Recent wildlife surveys found the population of Black Rats at North Head has decreased from an estimated 112 in 2019 to 29 in 2020. A direct result of the reintroduction of Bush Rats. W Lawler/AWC
Recent wildlife surveys found the population of black rats at North Head has decreased from an estimated 112 in 2019 to 29 in 2020. A direct result of the reintroduction of Bush Rats.

 

“It’s very exciting that this initiative to reintroduce native wildlife in order to remove pests has worked and to have a success story that sees Bush Rats take back their territory from an invasive species.”

Daniel Sealey, Director of Planning at the Harbour Trust said protecting the threatened flora and fauna at North Head Sanctuary is a key priority of the Harbour Trust.

“It is very pleasing to see the native wildlife numbers continue to grow as these threatened species further establish their presence at North Head thanks to the Australian Wildlife Conservancy who have worked with the Harbour Trust to re-introduce these species to the site,” Daniel said.

 

Bush Rats co-exist with other native species and their presence prevents damaging species such as Black Rats from consuming the eggs of endangered ground-dwelling mammals and birds.
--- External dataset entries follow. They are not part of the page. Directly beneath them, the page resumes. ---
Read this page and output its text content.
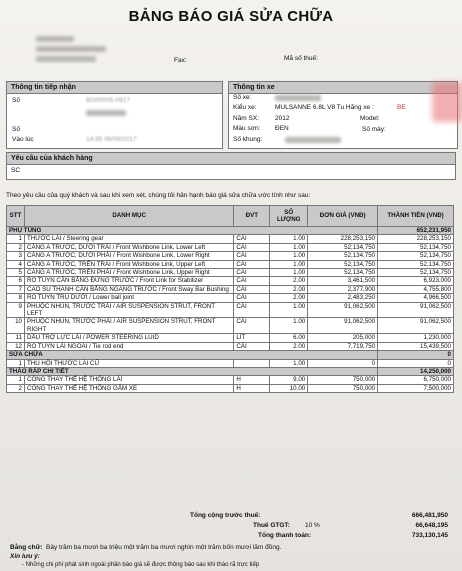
BẢNG BÁO GIÁ SỬA CHỮA
Fax:	Mã số thuế:
Thông tin tiếp nhận
Số	BG00005-0917
Số
Vào lúc	14:35 06/09/2017
Thông tin xe
Số xe:
Kiểu xe:	MULSANNE 6.8L V8 Tu Hãng xe :	BE
Năm SX: 2012	Model:
Màu sơn: ĐEN	Số máy:
Số khung:
Yêu cầu của khách hàng
SC
Theo yêu cầu của quý khách và sau khi xem xét, chúng tôi hân hạnh báo giá sửa chữa ước tính như sau:
STT	DANH MỤC	ĐVT	SỐ LƯỢNG	ĐƠN GIÁ (VNĐ)	THÀNH TIỀN (VNĐ)
PHỤ TÙNG					652,231,950
1	THƯỚC LÁI / Steering gear	CÁI	1.00	228,253,150	228,253,150
2	CÀNG A TRƯỚC, DƯỚI TRÁI / Front Wishbone Link, Lower Left	CÁI	1.00	52,134,750	52,134,750
3	CÀNG A TRƯỚC, DƯỚI PHẢI / Front Wishbone Link, Lower Right	CÁI	1.00	52,134,750	52,134,750
4	CÀNG A TRƯỚC, TRÊN TRÁI / Front Wishbone Link, Upper Left	CÁI	1.00	52,134,750	52,134,750
5	CÀNG A TRƯỚC, TRÊN PHẢI / Front Wishbone Link, Upper Right	CÁI	1.00	52,134,750	52,134,750
6	RO TUYN CÂN BẰNG ĐỨNG TRƯỚC / Front Link for Stabilizer	CÁI	2.00	3,461,500	6,923,000
7	CAO SU THANH CÂN BẰNG NGANG TRƯỚC / Front Sway Bar Bushing	CÁI	2.00	2,377,900	4,755,800
8	RO TUYN TRỤ DƯỚI / Lower ball joint	CÁI	2.00	2,483,250	4,966,500
9	PHUỘC NHÚN, TRƯỚC TRÁI / AIR SUSPENSION STRUT, FRONT LEFT	CÁI	1.00	91,062,500	91,062,500
10	PHUỘC NHÚN, TRƯỚC PHẢI / AIR SUSPENSION STRUT, FRONT RIGHT	CÁI	1.00	91,062,500	91,062,500
11	DẦU TRỢ LỰC LÁI / POWER STEERING LUID	LÍT	6.00	205,000	1,230,000
12	RO TUYN LÁI NGOÀI / Tie rod end	CÁI	2.00	7,719,750	15,439,500
SỬA CHỮA					0
1	THU HỒI THƯỚC LÁI CŨ		1.00	0	0
THÁO RÁP CHI TIẾT					14,250,000
1	CÔNG THAY THẾ HỆ THỐNG LÁI	H	9.00	750,000	6,750,000
2	CÔNG THAY THẾ HỆ THỐNG GẦM XE	H	10.00	750,000	7,500,000
Tổng cộng trước thuế:	666,481,950
Thuế GTGT: 10 %	66,648,195
Tổng thanh toán:	733,130,145
Bằng chữ: Bảy trăm ba mươi ba triệu một trăm ba mươi nghìn một trăm bốn mươi lăm đồng.
Xin lưu ý:
- Những chi phí phát sinh ngoài phần báo giá sẽ được thông báo sau khi tháo rã trực tiếp
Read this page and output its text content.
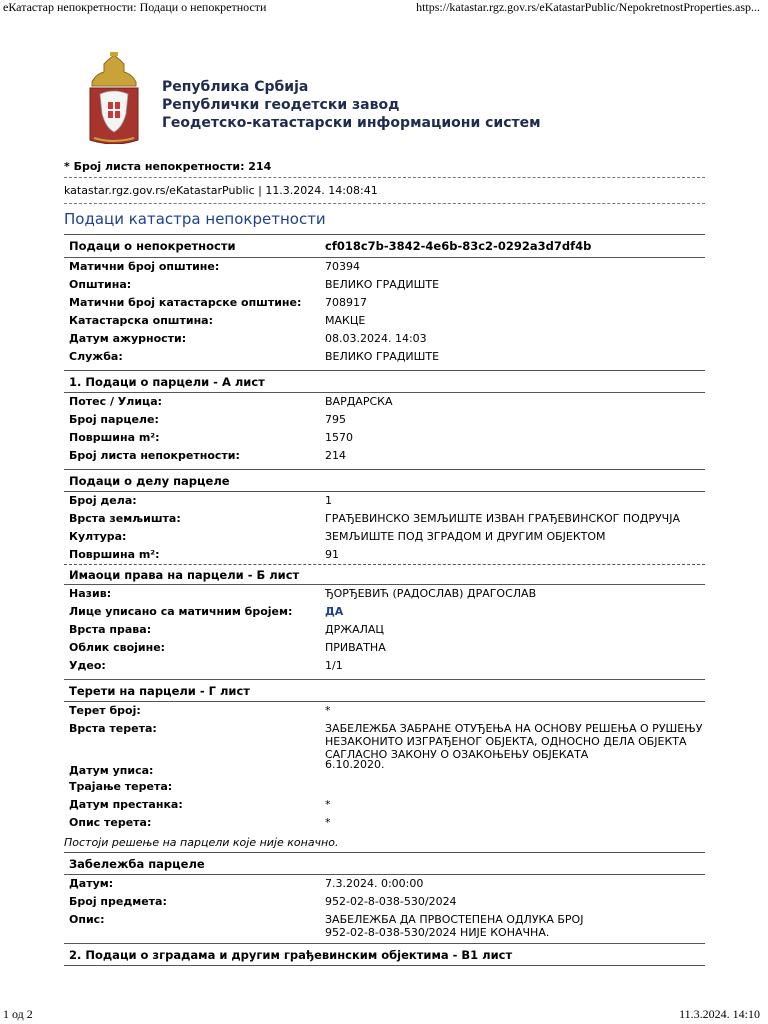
еКатастар непокретности: Подаци о непокретности	https://katastar.rgz.gov.rs/eKatastarPublic/NepokretnostProperties.asp...
Република Србија
Републички геодетски завод
Геодетско-катастарски информациони систем
* Број листа непокретности: 214
katastar.rgz.gov.rs/eKatastarPublic | 11.3.2024. 14:08:41
Подаци катастра непокретности
Подаци о непокретности	cf018c7b-3842-4e6b-83c2-0292a3d7df4b
Матични број општине:	70394
Општина:	ВЕЛИКО ГРАДИШТЕ
Матични број катастарске општине: 708917
Катастарска општина:	МАКЦЕ
Датум ажурности:	08.03.2024. 14:03
Служба:	ВЕЛИКО ГРАДИШТЕ
1. Подаци о парцели - А лист
Потес / Улица:	ВАРДАРСКА
Број парцеле:	795
Површина m²:	1570
Број листа непокретности:	214
Подаци о делу парцеле
Број дела:	1
Врста земљишта:	ГРАЂЕВИНСКО ЗЕМЉИШТЕ ИЗВАН ГРАЂЕВИНСКОГ ПОДРУЧЈА
Култура:	ЗЕМЉИШТЕ ПОД ЗГРАДОМ И ДРУГИМ ОБЈЕКТОМ
Површина m²:	91
Имаоци права на парцели - Б лист
Назив:	ЂОРЂЕВИЋ (РАДОСЛАВ) ДРАГОСЛАВ
Лице уписано са матичним бројем:	ДА
Врста права:	ДРЖАЛАЦ
Облик својине:	ПРИВАТНА
Удео:	1/1
Терети на парцели - Г лист
Терет број:	*
Врста терета:	ЗАБЕЛЕЖБА ЗАБРАНЕ ОТУЂЕЊА НА ОСНОВУ РЕШЕЊА О РУШЕЊУ
НЕЗАКОНИТО ИЗГРАЂЕНОГ ОБЈЕКТА, ОДНОСНО ДЕЛА ОБЈЕКТА
САГЛАСНО ЗАКОНУ О ОЗАКОЊЕЊУ ОБЈЕКАТА
Датум уписа:	6.10.2020.
Трајање терета:
Датум престанка:	*
Опис терета:	*
Постоји решење на парцели које није коначно.
Забележба парцеле
Датум:	7.3.2024. 0:00:00
Број предмета:	952-02-8-038-530/2024
Опис:	ЗАБЕЛЕЖБА ДА ПРВОСТЕПЕНА ОДЛУКА БРОЈ
952-02-8-038-530/2024 НИЈЕ КОНАЧНА.
2. Подаци о зградама и другим грађевинским објектима - В1 лист
1 од 2	11.3.2024. 14:10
W Lawler/AWC
Bush Rats co-exist with other native species and their presence prevents damaging species such as Black Rats from consuming the eggs of endangered ground-dwelling mammals and birds.

 

Wildlife surveys at North Head Wildlife Sanctuary in May 2021 also revealed that populations of small mammals remain strong despite a hazard reduction burn that broke containment lines and destroyed 57-hectares of the headland in October 2020. Australian Wildlife Conservancy was not involved in the burn.

Four Brown Antechinus were discovered in Elliott traps during the survey – the highest number of live captures since this species was reintroduced to the sanctuary in 2018. Ecologists believe fires may have displaced individuals from their usual habitat leading them to seek shelter near the survey area. Twelve Eastern Pygmy-possums were also recorded including five new individuals and five females with pouch young, indicating that they are breeding and doing well post-fires.